=========================
Installation Instructions
=========================
HyperGas can be installed through conda-forge (using conda), PyPI (using pip), or directly from source (using pip with Git).
The instructions below cover installing stable releases of HyperGas.
For guidance on installing the development or unstable version, see :doc:`dev_guide`.
Conda-based Installation
========================
You can set up HyperGas in a conda environment by pulling the package from the conda-forge channel.
If you don’t already have conda installed, the simplest option is to install `Miniforge `_, which provides a lightweight base system.
In a new conda environment
--------------------------
We suggest setting up a dedicated environment for working with HyperGas.
Creating an environment with HyperGas (and any other packages you want) right away is
typically quicker than creating the environment first and installing packages afterward.
Using Miniforge (recommended)
^^^^^^^^^^^^^^^^^^^^^^^^^^^^^
`Miniforge `_ is the quickest way to install HyperGas dependencies:
1. Create the environment using ``mamba`` (the fast package manager for ``conda``):
You can create a fresh environment and install HyperGas in a single step by running:
.. code-block:: bash
$ mamba create -c conda-forge -n hypergas_env python hypergas
2. After the environment is created, make sure to activate it so that any future Python or conda commands use the correct setup:
.. code-block:: bash
$ mamba activate hypergas_env
.. hint::
If you want to activate the installed environment by default,
you can add the activating line to your ``~/.bashrc``.
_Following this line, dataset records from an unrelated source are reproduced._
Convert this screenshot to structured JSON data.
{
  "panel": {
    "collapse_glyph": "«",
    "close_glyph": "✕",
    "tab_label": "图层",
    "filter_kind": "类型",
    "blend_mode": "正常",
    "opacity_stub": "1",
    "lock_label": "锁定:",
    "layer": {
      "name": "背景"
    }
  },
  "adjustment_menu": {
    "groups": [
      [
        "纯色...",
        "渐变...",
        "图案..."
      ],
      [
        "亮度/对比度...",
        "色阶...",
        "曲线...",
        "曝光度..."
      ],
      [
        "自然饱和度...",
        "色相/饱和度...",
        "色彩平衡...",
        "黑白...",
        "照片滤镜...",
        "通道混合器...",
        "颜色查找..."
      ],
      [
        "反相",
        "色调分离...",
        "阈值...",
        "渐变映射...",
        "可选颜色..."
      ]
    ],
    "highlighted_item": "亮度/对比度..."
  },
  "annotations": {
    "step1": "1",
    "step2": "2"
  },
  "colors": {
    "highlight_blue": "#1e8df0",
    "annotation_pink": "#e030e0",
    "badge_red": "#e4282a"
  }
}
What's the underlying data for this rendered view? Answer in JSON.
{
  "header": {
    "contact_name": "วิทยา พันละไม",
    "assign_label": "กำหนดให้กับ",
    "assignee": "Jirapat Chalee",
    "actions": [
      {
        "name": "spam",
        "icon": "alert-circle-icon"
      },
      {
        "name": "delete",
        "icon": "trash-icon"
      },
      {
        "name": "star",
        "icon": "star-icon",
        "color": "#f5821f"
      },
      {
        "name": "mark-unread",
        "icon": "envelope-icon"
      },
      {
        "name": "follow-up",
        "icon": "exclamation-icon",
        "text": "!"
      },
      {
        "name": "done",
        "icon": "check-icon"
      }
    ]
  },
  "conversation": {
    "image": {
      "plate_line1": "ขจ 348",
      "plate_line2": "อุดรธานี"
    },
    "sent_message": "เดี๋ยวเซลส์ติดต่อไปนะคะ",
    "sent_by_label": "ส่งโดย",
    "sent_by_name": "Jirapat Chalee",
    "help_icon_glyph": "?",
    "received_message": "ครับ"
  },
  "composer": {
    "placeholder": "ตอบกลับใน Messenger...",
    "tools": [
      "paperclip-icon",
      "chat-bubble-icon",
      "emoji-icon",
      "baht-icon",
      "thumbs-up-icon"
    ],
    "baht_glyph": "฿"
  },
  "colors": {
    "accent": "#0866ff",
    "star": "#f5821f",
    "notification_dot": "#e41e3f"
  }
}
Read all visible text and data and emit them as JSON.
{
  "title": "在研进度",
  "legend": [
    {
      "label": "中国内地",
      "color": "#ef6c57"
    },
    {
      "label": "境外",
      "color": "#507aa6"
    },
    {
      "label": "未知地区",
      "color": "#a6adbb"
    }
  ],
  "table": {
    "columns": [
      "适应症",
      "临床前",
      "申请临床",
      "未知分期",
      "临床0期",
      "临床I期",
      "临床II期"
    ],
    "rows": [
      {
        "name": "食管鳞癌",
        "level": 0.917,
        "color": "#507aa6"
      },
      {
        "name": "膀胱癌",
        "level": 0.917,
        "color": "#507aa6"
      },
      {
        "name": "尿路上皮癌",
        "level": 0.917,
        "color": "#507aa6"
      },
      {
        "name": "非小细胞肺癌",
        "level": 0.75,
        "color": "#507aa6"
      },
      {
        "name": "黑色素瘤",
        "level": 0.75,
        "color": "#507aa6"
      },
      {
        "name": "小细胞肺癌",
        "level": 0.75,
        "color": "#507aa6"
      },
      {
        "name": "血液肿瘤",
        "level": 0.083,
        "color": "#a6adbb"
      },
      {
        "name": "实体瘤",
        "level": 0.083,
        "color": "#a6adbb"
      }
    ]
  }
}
Using Anaconda or Miniconda
^^^^^^^^^^^^^^^^^^^^^^^^^^^
The examples below use ``-c conda-forge`` to ensure that all packages come specifically from the conda-forge repository.
If you prefer to make conda-forge your default source, you can run:
.. code-block:: bash
$ conda config --add channels conda-forge
Default method (slower)
.. code-block:: bash
$ conda create -c conda-forge -n hypergas_env python hypergas
$ conda activate hypergas_env
Using mamba (faster)
.. code-block:: bash
$ conda install -n base mamba
$ (optional: initialize shell) mamba shell hook --shell bash
$ mamba create -c conda-forge -n hypergas_env python hypergas
$ conda activate hypergas_env
.. note::
If your ``conda`` version is older than 23.10, we recommend updating it
to take advantage of the faster `mamba `_ feature:
.. code-block:: bash
$ conda update -n base conda
In an existing environment
--------------------------
If you already have a conda environment active and want to add HyperGas to it, you can install it with:
.. code-block:: bash
$ mamba install -c conda-forge hypergas
or
$ conda install -c conda-forge hypergas
Pip-based Installation
======================
HyperGas can be installed directly from the Python Package Index (PyPI).
If you’d like to set up an isolated environment for working with HyperGas, you can use virtualenv.
To install the core HyperGas package along with its essential Python dependencies, run:
.. code-block:: bash
$ pip install hypergas
Note 1: Dependencies Requiring Manual Installation
==================================================
.. note::
If you installed HyperGas by mamba or conda, all dependencies have been installed by default.
For PyPI users, you need to install two dependencies (tobac and EnPT) manually due to installation constraints.
The `tobac `_ package is not avaliable on PyPI.
Please check the `tobac documentation `_
for installation instructions.
The `EnPT `_ package is not installed by default via PyPI,
because GDAL can cause installation errors.
Please check the `EnPT documentation `_
for installation instructions.
Note 2: Update Satpy
====================
Because the hyperspectral readers are not yet merged into the official Satpy package,
you will need to install the development version of Satpy:
.. code-block:: bash
$ pip install git+https://github.com/zxdawn/satpy.git@hyper
Note 3: Fix Spectral Python (SPy)
=================================
To prevent the ``np.linalg.inv`` singular matrix error,
you'll need to make a small modification in the Spectral Python package.
1. Locate your Spectral Python installation. You can find its path by running the following in Python:
.. code-block:: python
import spectral
print(spectral.__file__)
2. Open the file ``spectral/algorithms/algorithms.py`` and replace the line around 750:
.. code-block:: python
np.linalg.inv(self._cov)
with:
.. code-block:: python
np.linalg.pinv(self._cov)
For more details on this issue, refer to the `PR on GitHub `_.